What Contingencies Actually Protect Your Money When Buying a House?

By The Penny Plan Editorial Team Published July 13, 2026 6 min read

An accepted offer feels like the finish line, right up until someone mentions that the earnest money deposit could still be at risk depending on what’s written into the contract, and that’s usually when contingencies suddenly become worth understanding in detail.

The short answer

Contingencies are conditions written into a purchase contract that give a buyer the right to cancel and generally get an earnest money deposit back if something specific doesn’t check out — financing falling through, an inspection turning up serious issues, or an appraisal coming in below the agreed price. Without these conditions in the contract, backing out of a deal can put that deposit at risk. Which contingencies apply, and how they’re worded, varies by contract and by local practice.

The financing contingency

A financing contingency generally protects a buyer if a mortgage loan doesn’t get approved within an agreed timeframe, for reasons ranging from a change in employment to an issue that surfaces during underwriting. Without this contingency, a buyer who can’t secure financing could still be contractually obligated to complete the purchase or risk losing the deposit. The specific window of time allowed for financing approval is typically spelled out in the contract itself.

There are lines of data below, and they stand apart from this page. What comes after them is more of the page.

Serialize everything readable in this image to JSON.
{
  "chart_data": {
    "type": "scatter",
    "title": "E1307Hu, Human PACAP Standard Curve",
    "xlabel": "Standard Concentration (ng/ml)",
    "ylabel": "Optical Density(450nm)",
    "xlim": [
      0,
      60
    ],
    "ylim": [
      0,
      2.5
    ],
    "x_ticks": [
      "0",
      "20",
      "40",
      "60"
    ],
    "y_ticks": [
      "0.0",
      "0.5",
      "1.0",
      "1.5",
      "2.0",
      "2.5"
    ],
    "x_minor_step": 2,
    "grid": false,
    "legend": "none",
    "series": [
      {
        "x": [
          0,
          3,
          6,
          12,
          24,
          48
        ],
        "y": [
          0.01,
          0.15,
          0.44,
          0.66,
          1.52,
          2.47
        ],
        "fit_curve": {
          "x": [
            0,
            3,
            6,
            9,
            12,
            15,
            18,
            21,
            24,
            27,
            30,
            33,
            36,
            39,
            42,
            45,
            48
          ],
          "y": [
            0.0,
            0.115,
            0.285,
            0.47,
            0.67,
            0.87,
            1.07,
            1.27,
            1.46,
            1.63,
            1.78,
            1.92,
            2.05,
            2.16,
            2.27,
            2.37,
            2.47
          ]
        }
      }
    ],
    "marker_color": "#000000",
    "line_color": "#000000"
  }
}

The inspection contingency

An inspection contingency generally gives a buyer a defined window to have the property inspected and to request repairs, a credit, or a price adjustment based on what’s found, with the right to cancel if an agreement can’t be reached. This is closely tied to how much a buyer might reasonably budget for repairs identified after an inspection, since the contingency period is often when that negotiation actually happens. Some buyers consider waiving this contingency to make an offer more competitive, but whether skipping the inspection altogether is worth the risk is a serious tradeoff that depends heavily on the specific property and market.

The appraisal contingency

An appraisal contingency generally protects a buyer if the lender’s appraisal values the home lower than the agreed purchase price, since many lenders won’t finance more than the appraised value. Without this contingency, a buyer facing a low appraisal might need to cover the difference in cash, renegotiate the price, or risk the deposit by walking away. This is part of why preparing financially for a possible appraisal gap is often discussed alongside the appraisal contingency specifically, since the two are directly connected.

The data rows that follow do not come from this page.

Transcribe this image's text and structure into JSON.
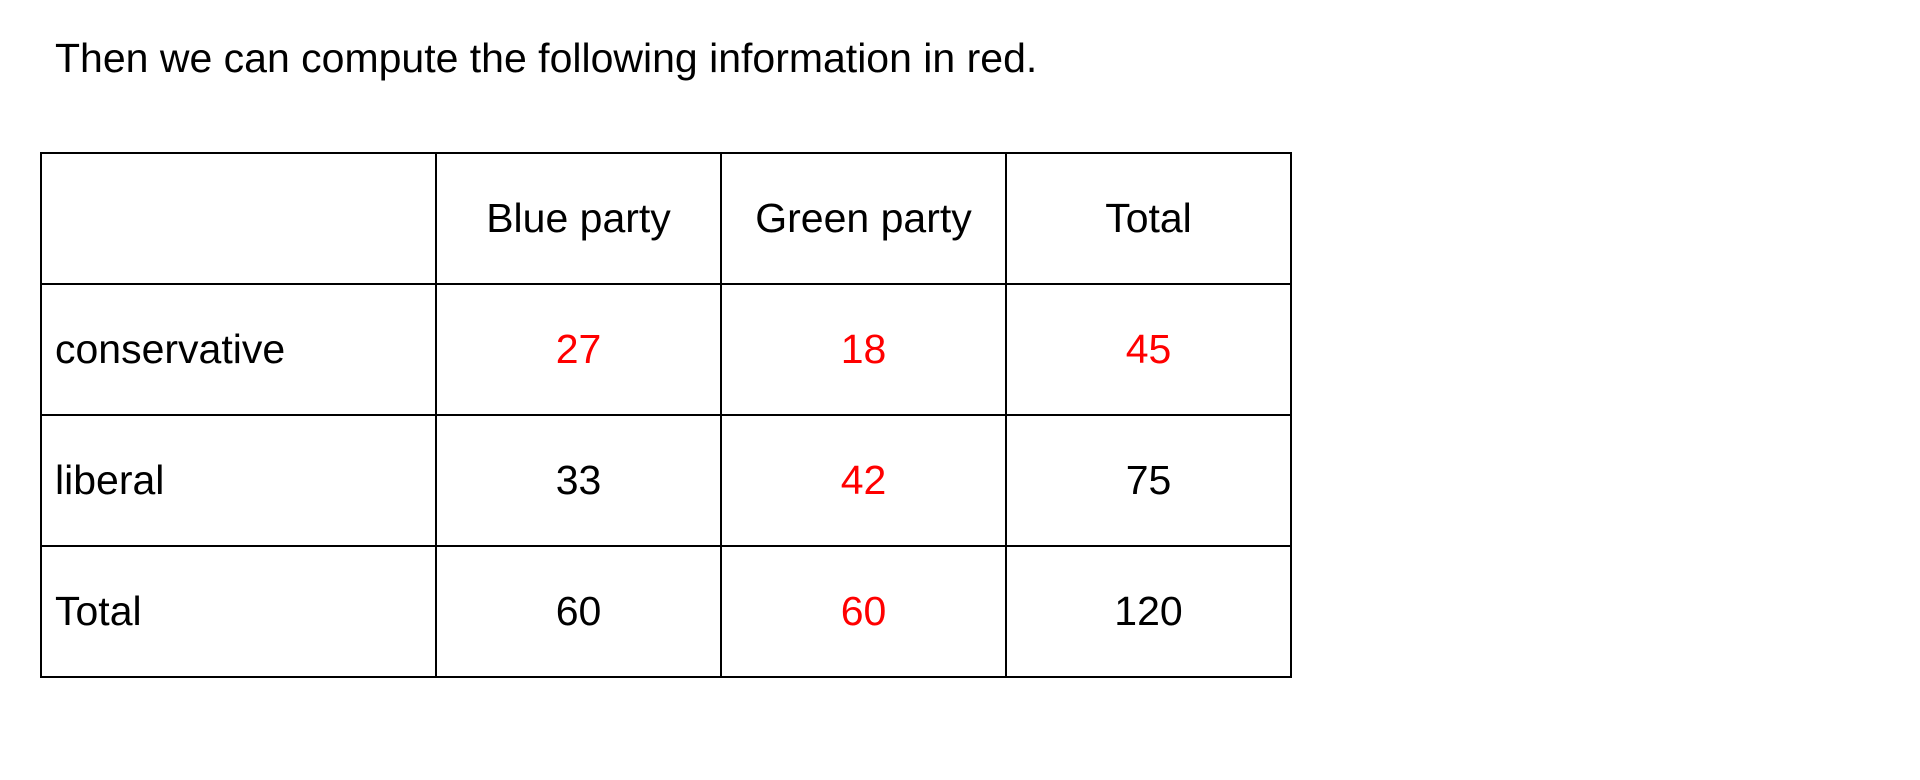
{
  "intro_text": "Then we can compute the following information in red.",
  "colors": {
    "computed": "#ff0000",
    "given": "#000000"
  },
  "table": {
    "headers": [
      "",
      "Blue party",
      "Green party",
      "Total"
    ],
    "rows": [
      {
        "label": "conservative",
        "blue": "27",
        "green": "18",
        "total": "45"
      },
      {
        "label": "liberal",
        "blue": "33",
        "green": "42",
        "total": "75"
      },
      {
        "label": "Total",
        "blue": "60",
        "green": "60",
        "total": "120"
      }
    ],
    "computed_cells": [
      "conservative.blue",
      "conservative.green",
      "conservative.total",
      "liberal.green",
      "total.green"
    ]
  }
}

Why contingencies get waived at all

In competitive markets, buyers sometimes waive one or more contingencies to make an offer stand out, since a seller may prefer an offer with fewer conditions attached. Waiving a contingency doesn’t just remove a formality — it removes the buyer’s contractual right to cancel and recover the deposit under that specific condition, which is why sellers may find such an offer more attractive in the first place. This is also connected to the reverse question of what allows a seller to back out after accepting an offer, since contract terms generally cut both ways depending on how they’re written.

The takeaway

Each contingency represents a specific risk being shifted away from the buyer, and removing one shifts that same risk back. Reviewing exactly which contingencies are included in a specific contract, what deadlines apply, and what happens to the deposit if a contingency isn’t met is something a real estate attorney or agent familiar with local contract language and requirements can walk through in detail, since these terms can vary by state and by transaction.